In recent years, there has been considerable effort to provide systems that are capable of controlled release of drugs in animals, including humans. Some drugs can only be administered to a patient by injection. Controlled release of such drugs has the advantage that the patient does not need to be subjected to multiple injections, but instead only one or a few injections with the controlled release system would suffice.
Some injections into areas of the patient's body are (very) painful and intrinsically increase the risk of infection. Examples of such difficult to dose areas are the eyes, the (synovial) joints, the muscles or the spine. Injection with a drug in a controlled release system will limit the amount of injections needed and will enhance the chance that a patient will continue with the therapy and/or reduce the risk of infection. This will greatly increase the success of the treatment.
Controlled release systems that are very suitable for being injected into such difficult to dose areas are thermogels based on compositions comprising polymers. The polymers have the unique property that at low temperatures they are water soluble, whereas at higher temperatures the polymers become insoluble and form a gel. Preferably, for use as a system that is capable of controlled release, the polymer is soluble in the solvent used at room temperature (e.g. 21° C.) and forms a gel once injected into the body (temperature in the range from 30 to 42° C.).
A gel (or a hydrogel in the context of the present invention) is a network of polymer chains that are hydrophilic and contain a substantial amount of water (for example between 50 and 99% water, preferably between 66 and 85% water). The gel shows no flow in a vial tilt test: when a glass vial which contains the gel is turned upside down, no flow of the gel is observed during 15 seconds observation time.
Such thermogels are known from for example Zentner et al., Biodegradable block copolymers for delivery of proteins and water-insoluble drugs, Journal of Controlled Release 72 (2001), 203-215. In this article, the release of several drugs from BAB-type biodegradable thermal gels (marketed under the name ReGel®) is described. This ReGel® polymer is a water soluble, biodegradable polymer at temperatures below the gel transition temperature (so at the injection temperature) and forms a hydrogel inside the patient once injected. The hydrogel forms a controlled release drug depot and according to the article is capable of stabilizing poorly soluble and sensitive drugs, including proteins.

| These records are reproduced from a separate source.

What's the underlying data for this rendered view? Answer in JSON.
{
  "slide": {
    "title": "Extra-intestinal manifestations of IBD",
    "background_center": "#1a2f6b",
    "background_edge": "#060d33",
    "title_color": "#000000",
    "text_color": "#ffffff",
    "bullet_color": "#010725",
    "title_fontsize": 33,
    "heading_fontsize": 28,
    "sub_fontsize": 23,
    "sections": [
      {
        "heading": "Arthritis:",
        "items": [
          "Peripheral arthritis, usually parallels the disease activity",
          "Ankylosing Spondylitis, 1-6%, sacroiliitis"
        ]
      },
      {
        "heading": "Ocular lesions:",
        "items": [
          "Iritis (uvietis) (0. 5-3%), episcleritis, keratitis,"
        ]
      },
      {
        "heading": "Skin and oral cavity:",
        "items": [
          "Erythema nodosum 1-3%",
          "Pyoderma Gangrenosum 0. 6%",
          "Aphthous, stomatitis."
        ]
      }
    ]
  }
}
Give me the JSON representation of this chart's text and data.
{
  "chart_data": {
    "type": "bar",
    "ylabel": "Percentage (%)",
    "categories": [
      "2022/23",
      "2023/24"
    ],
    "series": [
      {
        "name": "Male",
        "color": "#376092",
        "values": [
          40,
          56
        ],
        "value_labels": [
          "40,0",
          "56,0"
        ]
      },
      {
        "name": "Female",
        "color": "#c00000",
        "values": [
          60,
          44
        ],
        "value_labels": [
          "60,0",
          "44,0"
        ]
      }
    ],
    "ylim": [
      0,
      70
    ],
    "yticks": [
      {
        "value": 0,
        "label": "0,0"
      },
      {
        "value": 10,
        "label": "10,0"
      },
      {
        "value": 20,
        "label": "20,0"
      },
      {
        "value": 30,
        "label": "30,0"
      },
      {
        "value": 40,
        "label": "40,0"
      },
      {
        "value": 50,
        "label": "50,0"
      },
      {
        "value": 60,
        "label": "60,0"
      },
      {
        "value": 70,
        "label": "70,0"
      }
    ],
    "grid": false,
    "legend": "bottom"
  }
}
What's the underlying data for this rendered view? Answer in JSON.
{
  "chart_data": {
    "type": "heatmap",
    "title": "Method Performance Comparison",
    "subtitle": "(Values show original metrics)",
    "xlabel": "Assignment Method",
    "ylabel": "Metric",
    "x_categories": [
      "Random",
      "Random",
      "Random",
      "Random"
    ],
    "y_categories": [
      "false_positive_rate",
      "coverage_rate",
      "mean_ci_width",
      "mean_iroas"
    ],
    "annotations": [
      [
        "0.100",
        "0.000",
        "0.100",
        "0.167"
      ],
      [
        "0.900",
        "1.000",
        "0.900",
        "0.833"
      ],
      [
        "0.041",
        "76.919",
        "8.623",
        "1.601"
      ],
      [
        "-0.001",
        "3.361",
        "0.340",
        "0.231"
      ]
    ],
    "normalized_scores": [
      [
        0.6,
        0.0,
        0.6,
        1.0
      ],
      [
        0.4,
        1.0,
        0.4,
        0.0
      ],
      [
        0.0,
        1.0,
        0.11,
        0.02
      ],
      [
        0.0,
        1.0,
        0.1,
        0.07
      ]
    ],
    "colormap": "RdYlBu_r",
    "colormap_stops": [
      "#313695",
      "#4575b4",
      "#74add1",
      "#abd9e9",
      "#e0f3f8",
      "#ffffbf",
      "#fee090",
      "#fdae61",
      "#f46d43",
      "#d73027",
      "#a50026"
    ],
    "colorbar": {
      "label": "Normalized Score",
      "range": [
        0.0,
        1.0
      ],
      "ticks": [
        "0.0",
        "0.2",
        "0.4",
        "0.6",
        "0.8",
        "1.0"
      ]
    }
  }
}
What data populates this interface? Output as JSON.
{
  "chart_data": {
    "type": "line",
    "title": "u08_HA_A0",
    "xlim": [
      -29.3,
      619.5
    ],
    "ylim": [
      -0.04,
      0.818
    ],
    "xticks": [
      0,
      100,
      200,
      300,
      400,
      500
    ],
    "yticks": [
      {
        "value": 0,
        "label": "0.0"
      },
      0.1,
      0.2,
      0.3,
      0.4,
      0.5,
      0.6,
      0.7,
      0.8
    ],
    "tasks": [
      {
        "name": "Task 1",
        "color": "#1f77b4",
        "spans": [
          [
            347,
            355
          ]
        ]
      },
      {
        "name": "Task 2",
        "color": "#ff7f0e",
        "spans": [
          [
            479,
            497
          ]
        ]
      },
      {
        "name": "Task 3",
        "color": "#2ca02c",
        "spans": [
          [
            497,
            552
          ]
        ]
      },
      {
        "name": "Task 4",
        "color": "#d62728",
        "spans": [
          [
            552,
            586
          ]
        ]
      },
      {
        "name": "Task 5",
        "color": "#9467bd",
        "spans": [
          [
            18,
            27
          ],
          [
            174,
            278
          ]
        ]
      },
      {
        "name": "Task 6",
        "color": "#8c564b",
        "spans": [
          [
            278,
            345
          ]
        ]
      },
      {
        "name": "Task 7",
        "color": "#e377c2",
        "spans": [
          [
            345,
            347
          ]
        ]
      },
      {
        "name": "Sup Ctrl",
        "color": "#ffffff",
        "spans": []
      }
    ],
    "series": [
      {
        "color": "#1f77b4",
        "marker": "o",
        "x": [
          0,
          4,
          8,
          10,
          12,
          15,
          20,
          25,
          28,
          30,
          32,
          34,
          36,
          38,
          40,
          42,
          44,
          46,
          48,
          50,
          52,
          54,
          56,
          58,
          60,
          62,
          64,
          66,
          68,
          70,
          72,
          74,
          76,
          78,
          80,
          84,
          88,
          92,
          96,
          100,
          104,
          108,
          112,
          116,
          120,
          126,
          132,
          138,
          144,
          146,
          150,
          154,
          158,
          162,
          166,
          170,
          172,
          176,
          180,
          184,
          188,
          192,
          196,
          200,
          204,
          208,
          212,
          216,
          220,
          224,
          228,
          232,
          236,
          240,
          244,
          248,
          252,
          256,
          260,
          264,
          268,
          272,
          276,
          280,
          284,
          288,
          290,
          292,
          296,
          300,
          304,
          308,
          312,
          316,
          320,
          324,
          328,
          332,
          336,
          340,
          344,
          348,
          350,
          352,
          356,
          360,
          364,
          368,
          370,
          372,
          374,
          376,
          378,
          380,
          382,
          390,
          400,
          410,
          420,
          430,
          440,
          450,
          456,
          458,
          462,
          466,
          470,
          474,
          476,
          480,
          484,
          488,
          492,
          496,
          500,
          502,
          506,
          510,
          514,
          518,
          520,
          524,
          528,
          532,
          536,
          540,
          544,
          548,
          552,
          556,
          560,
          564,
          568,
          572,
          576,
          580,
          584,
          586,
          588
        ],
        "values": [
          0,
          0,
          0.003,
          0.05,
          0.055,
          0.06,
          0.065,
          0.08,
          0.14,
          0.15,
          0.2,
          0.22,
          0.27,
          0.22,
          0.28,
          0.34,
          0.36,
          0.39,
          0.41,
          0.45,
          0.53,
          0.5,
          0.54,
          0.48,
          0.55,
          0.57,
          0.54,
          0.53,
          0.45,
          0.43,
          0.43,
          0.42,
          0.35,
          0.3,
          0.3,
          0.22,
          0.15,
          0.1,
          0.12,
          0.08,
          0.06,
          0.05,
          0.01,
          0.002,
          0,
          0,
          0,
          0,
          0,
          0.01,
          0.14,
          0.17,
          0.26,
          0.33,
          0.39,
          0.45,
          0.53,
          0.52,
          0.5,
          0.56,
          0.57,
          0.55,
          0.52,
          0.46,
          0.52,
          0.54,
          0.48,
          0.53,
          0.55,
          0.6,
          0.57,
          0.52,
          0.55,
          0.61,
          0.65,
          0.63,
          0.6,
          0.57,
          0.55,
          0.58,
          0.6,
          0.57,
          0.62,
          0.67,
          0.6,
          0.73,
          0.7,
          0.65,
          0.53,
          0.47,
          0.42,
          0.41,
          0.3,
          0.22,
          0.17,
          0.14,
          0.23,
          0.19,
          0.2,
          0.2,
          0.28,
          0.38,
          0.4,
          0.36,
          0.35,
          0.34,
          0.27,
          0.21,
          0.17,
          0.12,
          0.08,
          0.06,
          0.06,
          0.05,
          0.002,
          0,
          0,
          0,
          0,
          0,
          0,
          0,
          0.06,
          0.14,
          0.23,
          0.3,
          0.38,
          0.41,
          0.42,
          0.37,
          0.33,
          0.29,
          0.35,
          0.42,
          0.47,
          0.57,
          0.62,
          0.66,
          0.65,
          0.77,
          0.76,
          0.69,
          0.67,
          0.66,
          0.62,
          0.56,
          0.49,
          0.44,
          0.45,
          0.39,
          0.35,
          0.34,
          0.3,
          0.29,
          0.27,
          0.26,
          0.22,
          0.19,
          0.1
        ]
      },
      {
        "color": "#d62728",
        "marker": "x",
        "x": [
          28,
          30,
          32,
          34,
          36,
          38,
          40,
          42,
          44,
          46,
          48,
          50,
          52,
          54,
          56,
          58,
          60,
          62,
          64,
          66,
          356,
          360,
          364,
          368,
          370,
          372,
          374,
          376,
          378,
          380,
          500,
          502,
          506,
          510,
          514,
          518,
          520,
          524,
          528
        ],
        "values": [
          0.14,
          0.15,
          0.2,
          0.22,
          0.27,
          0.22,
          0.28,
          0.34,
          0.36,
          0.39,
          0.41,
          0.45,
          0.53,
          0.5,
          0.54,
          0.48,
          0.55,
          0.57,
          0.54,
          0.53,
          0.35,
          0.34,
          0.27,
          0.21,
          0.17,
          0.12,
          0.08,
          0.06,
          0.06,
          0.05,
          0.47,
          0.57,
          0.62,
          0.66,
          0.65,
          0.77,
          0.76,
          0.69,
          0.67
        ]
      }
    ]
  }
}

In this article, an example of a drug that is highly soluble in water is given: the in vitro release of g-CSF in 23% w/w ReGel® is described. However, as can be seen from FIG. 13, the drug is already released for 60% by the ReGel® system in the first two days. Such so-called burst release is not very advantageous for drugs which require a more constant dosage, such as peptides or anti-inflammatory drugs. For such drugs, a more linear release profile is desired and therefore, it is the object of the invention to provide compositions that are very suitable for controlled release of water soluble drugs (by forming a gel) with a decreased burst release, preferably with a linear release profile.
Within the framework of the invention, with ‘water soluble compound’ is meant that the solubility of the compound in water measured at 20° C. and at atmospheric pressure (1 bar) is at least 20 μg/ml. Solubility in water is determined using the method as described in the Pharmaceutical codex, twelfth edition, page 42, hereby included by reference. For example, the solubility may be determined by shaking an excess of the compound to be dissolved with water at 20° C. at atmospheric pressure (1 bar) until an equilibrium is reached. The solution is then filtered to remove the undissolved compound and the concentration of the dissolved compound is determined by liquid chromatography with UV-absorbance using a calibration curve of the dissolved compound.